While the specs make for good reading, much of the Passport's appeal will rely on BlackBerry 10. The gesture-based operating system is playing catch up with iOS, Android and Windows Phone and its latest iteration, 10.3.1 does add some useful features.
Aside from some visual tweaks to the UI, there's now support for the Amazon Appstore, opening up the catalogue of supported apps beyond BlackBerry App World and means you can get hold of Minecraft even before Windows Phone users.
Next up is the the BlackBerry Hub, a unified place for all of your messages, emails and texts.
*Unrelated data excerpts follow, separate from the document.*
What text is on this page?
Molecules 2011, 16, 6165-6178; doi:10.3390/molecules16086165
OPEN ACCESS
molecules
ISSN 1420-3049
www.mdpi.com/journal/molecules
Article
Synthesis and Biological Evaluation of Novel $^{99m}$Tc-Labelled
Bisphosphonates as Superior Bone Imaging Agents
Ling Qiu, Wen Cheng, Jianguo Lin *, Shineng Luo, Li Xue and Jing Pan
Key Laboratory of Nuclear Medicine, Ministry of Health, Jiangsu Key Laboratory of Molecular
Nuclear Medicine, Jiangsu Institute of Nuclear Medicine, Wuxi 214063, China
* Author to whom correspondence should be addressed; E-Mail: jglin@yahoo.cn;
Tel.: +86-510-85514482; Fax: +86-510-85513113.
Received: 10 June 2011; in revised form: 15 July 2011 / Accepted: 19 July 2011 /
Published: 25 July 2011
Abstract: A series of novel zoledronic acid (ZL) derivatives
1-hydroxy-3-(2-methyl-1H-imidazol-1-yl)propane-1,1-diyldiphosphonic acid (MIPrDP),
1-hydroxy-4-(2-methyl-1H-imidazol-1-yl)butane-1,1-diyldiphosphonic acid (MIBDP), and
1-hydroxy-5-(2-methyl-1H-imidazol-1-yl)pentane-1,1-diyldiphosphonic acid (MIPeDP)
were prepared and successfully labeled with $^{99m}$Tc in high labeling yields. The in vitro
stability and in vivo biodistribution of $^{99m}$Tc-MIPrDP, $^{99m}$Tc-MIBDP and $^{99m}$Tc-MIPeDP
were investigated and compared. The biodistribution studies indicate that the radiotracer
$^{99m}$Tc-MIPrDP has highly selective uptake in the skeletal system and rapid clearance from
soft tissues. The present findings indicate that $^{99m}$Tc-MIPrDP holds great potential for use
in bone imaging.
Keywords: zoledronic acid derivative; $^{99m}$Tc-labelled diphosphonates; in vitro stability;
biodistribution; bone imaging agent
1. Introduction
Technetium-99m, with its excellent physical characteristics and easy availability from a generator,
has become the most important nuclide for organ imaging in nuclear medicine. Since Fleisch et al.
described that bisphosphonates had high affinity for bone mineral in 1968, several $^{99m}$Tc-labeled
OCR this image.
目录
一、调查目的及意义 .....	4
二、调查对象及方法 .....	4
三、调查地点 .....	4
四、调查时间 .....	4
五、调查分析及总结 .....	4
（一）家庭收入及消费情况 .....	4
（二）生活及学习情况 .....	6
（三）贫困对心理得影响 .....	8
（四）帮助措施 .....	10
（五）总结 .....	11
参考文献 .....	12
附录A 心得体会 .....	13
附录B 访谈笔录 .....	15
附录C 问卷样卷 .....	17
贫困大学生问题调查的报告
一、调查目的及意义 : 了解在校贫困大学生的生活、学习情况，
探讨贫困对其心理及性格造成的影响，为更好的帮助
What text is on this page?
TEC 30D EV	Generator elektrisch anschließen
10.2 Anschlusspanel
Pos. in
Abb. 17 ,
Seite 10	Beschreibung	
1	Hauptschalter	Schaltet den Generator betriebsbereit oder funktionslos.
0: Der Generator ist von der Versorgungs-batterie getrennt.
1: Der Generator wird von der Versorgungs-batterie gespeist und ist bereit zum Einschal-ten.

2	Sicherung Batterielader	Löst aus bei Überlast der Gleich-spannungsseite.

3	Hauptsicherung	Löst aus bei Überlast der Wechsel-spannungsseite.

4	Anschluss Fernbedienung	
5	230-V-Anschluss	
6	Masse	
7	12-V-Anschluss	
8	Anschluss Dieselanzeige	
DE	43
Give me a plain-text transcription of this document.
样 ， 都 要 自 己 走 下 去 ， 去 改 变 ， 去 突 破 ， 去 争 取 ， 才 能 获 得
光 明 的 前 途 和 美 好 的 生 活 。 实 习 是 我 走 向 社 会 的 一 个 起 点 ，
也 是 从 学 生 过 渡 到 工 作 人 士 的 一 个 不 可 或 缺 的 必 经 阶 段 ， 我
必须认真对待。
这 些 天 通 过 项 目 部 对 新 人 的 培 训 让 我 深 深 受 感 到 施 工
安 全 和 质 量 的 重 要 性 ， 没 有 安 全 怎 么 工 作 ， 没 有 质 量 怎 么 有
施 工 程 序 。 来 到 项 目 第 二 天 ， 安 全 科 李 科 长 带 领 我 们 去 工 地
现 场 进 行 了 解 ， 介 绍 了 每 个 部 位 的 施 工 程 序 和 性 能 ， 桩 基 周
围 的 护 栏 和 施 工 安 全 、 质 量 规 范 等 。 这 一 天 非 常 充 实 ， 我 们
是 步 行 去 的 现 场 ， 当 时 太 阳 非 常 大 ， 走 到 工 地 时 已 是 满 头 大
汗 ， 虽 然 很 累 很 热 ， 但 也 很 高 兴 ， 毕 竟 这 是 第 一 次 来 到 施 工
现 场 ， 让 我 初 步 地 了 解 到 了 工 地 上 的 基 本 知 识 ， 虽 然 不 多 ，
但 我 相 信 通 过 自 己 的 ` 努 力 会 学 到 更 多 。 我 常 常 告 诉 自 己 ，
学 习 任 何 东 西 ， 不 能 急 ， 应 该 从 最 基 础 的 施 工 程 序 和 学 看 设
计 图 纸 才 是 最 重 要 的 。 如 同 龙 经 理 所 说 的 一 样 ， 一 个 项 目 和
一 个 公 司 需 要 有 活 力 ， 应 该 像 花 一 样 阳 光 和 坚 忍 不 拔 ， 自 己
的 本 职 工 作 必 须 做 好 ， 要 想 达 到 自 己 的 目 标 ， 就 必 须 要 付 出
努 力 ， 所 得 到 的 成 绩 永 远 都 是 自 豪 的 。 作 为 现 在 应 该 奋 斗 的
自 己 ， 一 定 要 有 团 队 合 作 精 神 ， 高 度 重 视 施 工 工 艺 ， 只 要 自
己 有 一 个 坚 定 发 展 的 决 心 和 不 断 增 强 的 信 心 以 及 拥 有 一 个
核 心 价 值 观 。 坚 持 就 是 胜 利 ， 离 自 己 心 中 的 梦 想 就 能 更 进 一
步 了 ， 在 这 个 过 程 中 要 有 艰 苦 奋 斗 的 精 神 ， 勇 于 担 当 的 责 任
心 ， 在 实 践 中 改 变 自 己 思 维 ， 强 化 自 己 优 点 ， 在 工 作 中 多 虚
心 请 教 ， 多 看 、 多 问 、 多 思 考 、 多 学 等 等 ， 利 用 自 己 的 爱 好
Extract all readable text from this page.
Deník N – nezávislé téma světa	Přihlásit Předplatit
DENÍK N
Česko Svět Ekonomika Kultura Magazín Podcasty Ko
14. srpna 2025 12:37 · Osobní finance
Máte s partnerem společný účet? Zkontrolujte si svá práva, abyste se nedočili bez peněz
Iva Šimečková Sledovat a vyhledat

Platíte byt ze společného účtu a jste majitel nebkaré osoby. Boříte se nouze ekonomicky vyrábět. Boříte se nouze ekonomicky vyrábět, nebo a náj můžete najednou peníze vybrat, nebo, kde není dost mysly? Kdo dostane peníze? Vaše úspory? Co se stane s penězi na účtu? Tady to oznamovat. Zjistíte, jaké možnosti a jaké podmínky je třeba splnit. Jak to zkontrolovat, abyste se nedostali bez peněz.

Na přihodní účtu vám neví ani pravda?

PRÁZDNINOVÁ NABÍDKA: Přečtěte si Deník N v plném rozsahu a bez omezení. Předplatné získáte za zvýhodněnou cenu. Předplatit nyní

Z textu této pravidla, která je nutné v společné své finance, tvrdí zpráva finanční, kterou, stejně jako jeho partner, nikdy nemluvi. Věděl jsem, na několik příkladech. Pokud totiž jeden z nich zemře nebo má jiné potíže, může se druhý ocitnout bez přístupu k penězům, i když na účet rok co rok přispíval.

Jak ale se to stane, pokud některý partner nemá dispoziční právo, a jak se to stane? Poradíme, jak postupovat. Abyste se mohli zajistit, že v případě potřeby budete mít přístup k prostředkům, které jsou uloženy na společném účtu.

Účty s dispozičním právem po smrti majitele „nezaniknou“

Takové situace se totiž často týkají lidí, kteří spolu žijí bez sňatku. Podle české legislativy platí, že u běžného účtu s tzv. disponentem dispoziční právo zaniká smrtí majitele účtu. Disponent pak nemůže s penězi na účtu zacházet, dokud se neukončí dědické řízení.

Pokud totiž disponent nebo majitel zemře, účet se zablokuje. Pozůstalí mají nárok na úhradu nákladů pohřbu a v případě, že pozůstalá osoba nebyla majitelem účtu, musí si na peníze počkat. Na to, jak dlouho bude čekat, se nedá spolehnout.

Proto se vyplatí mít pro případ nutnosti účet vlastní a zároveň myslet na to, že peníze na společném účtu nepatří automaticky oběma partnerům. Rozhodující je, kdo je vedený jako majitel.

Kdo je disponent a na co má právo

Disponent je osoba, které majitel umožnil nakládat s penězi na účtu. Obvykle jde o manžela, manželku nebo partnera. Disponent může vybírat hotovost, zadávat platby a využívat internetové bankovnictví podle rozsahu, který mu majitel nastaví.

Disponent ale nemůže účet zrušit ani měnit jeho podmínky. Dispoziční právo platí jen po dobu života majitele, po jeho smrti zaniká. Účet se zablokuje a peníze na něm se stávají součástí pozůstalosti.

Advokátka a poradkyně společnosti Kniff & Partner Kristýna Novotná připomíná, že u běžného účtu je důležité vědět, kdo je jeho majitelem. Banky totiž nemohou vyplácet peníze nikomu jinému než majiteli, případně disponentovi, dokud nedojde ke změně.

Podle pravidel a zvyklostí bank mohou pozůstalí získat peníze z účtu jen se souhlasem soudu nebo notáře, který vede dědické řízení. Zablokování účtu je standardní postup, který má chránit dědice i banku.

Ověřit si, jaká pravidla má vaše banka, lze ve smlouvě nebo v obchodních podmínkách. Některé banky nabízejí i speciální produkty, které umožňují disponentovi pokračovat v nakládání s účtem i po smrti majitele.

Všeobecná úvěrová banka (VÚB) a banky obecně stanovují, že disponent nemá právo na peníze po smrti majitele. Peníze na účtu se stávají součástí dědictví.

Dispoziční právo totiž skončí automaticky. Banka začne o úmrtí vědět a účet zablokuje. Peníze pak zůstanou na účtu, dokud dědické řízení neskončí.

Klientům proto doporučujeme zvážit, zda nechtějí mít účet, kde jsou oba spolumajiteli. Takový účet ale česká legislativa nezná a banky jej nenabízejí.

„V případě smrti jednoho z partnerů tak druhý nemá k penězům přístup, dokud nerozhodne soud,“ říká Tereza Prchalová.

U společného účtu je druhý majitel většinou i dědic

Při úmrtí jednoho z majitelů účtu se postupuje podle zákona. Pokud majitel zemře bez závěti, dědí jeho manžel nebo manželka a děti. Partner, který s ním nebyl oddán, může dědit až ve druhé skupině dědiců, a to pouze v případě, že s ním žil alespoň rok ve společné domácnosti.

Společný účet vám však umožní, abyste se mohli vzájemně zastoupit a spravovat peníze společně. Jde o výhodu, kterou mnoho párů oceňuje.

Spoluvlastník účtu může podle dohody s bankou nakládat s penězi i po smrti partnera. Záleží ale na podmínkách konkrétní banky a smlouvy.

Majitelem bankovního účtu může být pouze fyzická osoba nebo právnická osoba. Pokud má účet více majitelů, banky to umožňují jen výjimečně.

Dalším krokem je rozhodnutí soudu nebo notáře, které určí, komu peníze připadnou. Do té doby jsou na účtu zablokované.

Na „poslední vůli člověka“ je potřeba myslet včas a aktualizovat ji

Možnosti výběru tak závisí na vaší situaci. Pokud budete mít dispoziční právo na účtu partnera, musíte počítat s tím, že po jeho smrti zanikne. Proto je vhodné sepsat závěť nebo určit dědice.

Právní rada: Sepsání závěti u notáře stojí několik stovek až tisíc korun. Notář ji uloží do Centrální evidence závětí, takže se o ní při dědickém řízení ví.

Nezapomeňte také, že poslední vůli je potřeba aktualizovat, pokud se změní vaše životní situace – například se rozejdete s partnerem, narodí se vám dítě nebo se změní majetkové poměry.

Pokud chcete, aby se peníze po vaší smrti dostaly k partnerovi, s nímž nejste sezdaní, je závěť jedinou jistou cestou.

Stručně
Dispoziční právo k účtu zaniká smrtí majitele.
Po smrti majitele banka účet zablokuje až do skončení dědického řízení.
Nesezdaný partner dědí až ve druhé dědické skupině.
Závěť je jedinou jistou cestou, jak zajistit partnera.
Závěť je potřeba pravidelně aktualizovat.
Blackberry 10.3.1 now adds something called 'instant actions', which basically means you do things like accept calendar invites and respond to messages directly inside the hub.
BlackBerry Assistant is also the company's answer to Siri and Google Now. Where Assistant will differ is a much closer integration with your work data. You can speak to your phone or simply type a question and it can be used for searching content on your phone. It all sounds very familiar here.
First Impressions
There's no escaping the awkward first impression this phone makes. It's large, but large in a way we haven't seen before. Still, the original Galaxy Note felt too big as well, so it's something we need to live with first.
Likewise, while the huge battery capacity and sharp screen are great plus points, it's too early to say whether the BlackBerry 10 is mature enough to take on Android and iOS. We'll find out in the coming days as we give it a proper test.